Charles Kingsford Smith and Charles Ulm were a record-setting partnership in aviation feats, including the first crossing of the Pacific.
Kingsford Smith, knighted in 1932 for his pioneering aviation feats, set a number of daring flying records from the 1920s to the 1930s.
In 1928 with Charles Ulm he made the first flight across the Pacific Ocean, flying a 3-engine Fokker named the Southern Cross. They left Oakland, California, with two American crewmen on 31 May. They reached Brisbane via Hawaii and Fiji on 9 June, after 83 hours and 19 minutes flying time. The journey made Ulm and Kingsford Smith popular heroes and both were awarded the Air Force Cross and given honorary commissions in the Royal Australian Air Force.
Also in 1928 they took the Southern Cross on a non-stop flight from Victoria to Perth, the first transcontinental crossing, and made the first trans-Tasman crossing from New South Wales to New Zealand and back.
In 1929 Smithy, as he was affectionately known by then, flew from Australia to London in 12 days 18 hours and in 1930 flew from London via Ireland to New York and San Francisco. Later that year he brought the solo record for London to Australia down to less than 10 days. Three years later he had reduced it to 7 days 4 hours.
His record attempts were to promote the idea that planes had a future as airliners on major routes around the world.
With J. T. Pethybridge he took off from England on 6 November 1935, aiming to make one more record-breaking flight to Australia. The plane and both fliers were lost. It is assumed they crashed into the sea somewhere off the coast of Burma while flying at night towards Singapore.
Ulm was Kingsford Smith’s co-pilot on many adventurous flights and joined him in establishing Australian National Airways in December 1928 to operate unsubsidised passenger, mail and freight services.
Ulm also set records of his own. In 1933 he flew from Australia to England and on the return flight broke the record with a time of 6 days 17 hours and 45 minutes. In 1934 he carried the first airmail between New Zealand and Australia and then returned to New Zealand with the first official airmail to New Zealand.

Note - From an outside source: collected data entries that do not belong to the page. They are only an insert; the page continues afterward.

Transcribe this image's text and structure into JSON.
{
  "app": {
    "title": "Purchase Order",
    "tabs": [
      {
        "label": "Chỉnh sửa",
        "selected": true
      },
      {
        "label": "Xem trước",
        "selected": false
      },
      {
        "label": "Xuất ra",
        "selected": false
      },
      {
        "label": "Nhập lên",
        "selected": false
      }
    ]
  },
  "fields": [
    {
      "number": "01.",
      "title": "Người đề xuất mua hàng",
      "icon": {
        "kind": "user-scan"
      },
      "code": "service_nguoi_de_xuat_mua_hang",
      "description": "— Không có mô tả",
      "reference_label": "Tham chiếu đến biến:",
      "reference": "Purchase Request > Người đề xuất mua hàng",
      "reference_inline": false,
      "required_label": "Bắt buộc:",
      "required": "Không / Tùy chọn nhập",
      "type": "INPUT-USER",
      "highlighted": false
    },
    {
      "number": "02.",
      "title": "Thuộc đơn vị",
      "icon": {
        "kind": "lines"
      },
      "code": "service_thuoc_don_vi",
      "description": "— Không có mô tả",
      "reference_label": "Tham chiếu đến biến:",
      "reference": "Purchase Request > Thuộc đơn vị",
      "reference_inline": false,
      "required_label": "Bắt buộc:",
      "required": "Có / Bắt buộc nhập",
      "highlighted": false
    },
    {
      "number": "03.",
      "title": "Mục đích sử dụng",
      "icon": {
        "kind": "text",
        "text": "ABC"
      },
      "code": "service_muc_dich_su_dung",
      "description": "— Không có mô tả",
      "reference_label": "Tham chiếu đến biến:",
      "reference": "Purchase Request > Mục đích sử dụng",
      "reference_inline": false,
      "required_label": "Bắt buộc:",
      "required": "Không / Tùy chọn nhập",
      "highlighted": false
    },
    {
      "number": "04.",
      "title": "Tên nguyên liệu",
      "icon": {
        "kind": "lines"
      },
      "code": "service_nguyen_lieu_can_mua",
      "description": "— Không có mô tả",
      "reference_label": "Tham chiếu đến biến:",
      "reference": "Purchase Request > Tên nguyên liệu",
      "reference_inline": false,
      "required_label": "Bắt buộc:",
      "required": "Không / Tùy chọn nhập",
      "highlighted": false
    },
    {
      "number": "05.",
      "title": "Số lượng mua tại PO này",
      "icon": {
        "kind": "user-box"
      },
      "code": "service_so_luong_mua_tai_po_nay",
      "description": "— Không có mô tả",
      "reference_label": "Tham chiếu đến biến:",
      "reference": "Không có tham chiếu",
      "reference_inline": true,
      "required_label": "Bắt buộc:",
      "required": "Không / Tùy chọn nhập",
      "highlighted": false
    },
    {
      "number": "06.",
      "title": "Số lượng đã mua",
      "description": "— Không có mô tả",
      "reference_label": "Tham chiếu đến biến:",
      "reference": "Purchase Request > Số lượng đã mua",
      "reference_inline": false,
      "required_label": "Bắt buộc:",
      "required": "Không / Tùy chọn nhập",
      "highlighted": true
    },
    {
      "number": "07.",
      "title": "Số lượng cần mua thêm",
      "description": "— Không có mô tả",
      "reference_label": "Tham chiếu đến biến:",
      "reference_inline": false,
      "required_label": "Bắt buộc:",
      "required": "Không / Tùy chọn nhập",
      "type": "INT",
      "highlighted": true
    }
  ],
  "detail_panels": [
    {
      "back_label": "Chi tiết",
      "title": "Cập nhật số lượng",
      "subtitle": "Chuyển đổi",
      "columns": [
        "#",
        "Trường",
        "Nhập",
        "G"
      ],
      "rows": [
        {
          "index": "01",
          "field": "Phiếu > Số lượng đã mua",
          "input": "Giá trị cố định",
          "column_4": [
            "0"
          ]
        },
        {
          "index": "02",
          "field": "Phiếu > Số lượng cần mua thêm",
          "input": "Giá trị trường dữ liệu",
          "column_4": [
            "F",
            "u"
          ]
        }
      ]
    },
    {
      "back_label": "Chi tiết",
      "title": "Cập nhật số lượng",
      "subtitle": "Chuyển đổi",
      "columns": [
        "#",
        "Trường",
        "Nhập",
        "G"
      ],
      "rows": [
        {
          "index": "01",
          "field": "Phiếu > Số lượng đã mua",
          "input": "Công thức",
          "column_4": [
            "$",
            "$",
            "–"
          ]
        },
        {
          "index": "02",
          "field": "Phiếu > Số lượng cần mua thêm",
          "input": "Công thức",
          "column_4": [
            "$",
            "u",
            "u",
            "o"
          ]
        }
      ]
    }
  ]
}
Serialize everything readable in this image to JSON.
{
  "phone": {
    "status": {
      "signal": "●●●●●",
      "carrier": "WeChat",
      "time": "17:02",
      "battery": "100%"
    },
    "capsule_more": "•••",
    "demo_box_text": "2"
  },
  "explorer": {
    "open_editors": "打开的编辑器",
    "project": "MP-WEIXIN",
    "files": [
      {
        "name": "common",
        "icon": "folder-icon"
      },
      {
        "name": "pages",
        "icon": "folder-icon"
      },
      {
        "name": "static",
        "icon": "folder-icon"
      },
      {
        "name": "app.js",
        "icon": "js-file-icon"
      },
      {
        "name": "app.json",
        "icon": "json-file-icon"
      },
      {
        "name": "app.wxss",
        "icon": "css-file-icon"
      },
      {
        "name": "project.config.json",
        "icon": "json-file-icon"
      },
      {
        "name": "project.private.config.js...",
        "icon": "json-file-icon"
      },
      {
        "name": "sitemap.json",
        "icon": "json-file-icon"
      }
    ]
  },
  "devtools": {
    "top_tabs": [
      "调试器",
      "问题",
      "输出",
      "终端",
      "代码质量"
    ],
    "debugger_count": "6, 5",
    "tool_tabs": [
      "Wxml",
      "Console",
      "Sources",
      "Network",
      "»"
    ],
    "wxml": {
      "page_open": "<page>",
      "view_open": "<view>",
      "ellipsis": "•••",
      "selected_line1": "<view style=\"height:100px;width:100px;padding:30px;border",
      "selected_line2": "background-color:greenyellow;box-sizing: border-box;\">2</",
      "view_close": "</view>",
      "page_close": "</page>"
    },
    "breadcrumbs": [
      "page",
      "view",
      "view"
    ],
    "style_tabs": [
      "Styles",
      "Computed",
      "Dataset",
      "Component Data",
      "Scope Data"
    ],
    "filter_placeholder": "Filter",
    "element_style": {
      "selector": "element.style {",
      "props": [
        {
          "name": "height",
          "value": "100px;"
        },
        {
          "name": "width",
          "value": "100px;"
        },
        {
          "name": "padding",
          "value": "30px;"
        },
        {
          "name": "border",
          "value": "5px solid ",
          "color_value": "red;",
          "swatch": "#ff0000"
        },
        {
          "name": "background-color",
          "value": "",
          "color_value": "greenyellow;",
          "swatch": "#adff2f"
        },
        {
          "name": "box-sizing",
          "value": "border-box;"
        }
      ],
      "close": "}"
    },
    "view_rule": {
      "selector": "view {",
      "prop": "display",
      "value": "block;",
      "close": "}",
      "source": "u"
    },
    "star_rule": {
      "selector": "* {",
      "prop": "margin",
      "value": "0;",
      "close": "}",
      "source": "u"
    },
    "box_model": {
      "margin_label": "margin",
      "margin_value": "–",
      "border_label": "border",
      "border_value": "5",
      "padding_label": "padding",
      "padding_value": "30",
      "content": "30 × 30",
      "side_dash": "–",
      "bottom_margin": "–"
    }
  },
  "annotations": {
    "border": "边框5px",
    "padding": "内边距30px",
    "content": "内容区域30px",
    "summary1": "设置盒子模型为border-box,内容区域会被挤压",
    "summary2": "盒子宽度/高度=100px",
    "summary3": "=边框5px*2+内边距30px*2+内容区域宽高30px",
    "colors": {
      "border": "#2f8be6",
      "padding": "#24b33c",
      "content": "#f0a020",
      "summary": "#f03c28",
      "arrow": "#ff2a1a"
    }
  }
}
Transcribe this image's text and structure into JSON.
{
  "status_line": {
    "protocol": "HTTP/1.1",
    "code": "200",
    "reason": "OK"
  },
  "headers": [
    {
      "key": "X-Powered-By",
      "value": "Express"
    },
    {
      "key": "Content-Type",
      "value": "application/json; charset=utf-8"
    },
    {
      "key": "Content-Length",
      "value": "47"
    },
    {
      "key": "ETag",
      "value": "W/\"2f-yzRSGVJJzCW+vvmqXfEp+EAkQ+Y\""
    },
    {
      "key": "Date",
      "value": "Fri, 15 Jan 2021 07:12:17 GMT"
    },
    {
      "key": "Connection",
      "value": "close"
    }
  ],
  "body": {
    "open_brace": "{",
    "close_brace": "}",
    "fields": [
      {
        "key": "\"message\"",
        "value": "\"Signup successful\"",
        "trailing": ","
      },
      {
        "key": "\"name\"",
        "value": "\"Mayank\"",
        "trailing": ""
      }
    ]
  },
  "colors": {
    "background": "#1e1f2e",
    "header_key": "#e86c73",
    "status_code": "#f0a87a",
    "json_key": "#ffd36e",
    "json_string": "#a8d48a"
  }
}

Hoping to establish a trans-Pacific service between Australia, Canada and the United States, in September 1934 Ulm formed Great Pacific Airways Ltd and bought an Airspeed Envoy, Stella Australis (below), with long-range fuel tanks. On 3 December 1934, with a crew of 2, Ulm flew from Oakland for Hawaii. Stella Australis failed to arrive. Despite an extensive sea search no trace of the plane or crew was found.